Suppose we have a vector:
let a = vec![1, 2, 3];
What is the best and shortest way to iterate over the elements so, that in the first iteration I receive a tuple of (1, 2), and in the next iteration - (2, 3), until there are no elements, so without producing the (3, None) or anything like that? It seems that a.chunks(2) is a bit different, it steps by two, while I need to step by one over every two consecutive elements in a collection.
There are multiple ways to do so.
Given
let a = vec![1, 2, 3];
Using the standard library:
let result = a.iter()
.zip(a.iter().skip(1))
.inspect(|(a, b)| println!("a: {}, b: {}", a, b))
.collect::<Vec<_>>();
let result = a.windows(2)
.inspect(|w| println!("a: {}, b: {}", w[0], w[1]))
.collect::<Vec<_>>();
Worth noting, in case this matters, is that windows() iterates over subslices, so unlike the above method, collect() in this case will not give you a Vec of tuples.

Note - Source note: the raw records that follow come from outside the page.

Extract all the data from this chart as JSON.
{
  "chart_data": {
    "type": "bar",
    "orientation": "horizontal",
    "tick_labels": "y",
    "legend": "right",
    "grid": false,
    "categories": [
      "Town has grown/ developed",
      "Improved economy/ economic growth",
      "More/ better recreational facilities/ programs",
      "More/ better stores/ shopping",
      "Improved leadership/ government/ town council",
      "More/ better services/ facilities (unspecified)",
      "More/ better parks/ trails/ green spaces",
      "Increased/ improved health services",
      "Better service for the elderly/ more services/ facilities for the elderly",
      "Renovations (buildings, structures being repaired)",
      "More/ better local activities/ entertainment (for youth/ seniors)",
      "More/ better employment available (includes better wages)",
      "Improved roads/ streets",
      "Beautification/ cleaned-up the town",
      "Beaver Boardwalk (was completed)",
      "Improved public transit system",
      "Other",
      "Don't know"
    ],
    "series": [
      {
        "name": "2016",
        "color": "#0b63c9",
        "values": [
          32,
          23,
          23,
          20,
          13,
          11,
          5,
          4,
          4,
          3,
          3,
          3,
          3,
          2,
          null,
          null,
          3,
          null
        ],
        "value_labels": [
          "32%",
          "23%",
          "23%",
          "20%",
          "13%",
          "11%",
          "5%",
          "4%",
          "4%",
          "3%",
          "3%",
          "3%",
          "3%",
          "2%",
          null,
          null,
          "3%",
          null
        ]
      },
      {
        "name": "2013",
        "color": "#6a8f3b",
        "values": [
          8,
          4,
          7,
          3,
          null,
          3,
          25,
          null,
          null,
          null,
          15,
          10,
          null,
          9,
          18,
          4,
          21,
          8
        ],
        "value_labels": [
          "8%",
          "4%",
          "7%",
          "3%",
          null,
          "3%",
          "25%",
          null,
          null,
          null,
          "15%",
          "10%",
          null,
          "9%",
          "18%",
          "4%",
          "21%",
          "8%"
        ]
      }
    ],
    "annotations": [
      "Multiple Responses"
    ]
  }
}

Using the Itertools crate:
use itertools::Itertools;
let result = a.iter()
.tuple_windows()
.inspect(|(a, b)| println!("a: {}, b: {}", a, b))
.collect::<Vec<_>>();
All of the above methods will print the following:
a: 1, b: 2
a: 2, b: 3
As a bonus, Itertools as of recent also has a .circular_tuple_windows(), which performs an extra iteration by including the last (3) and first (1) element:
use itertools::Itertools;
let result = a.iter()
.circular_tuple_windows()
.inspect(|(a, b)| println!("a: {}, b: {}", a, b))
.collect::<Vec<_>>();
a: 1, b: 2
a: 2, b: 3
a: 3, b: 1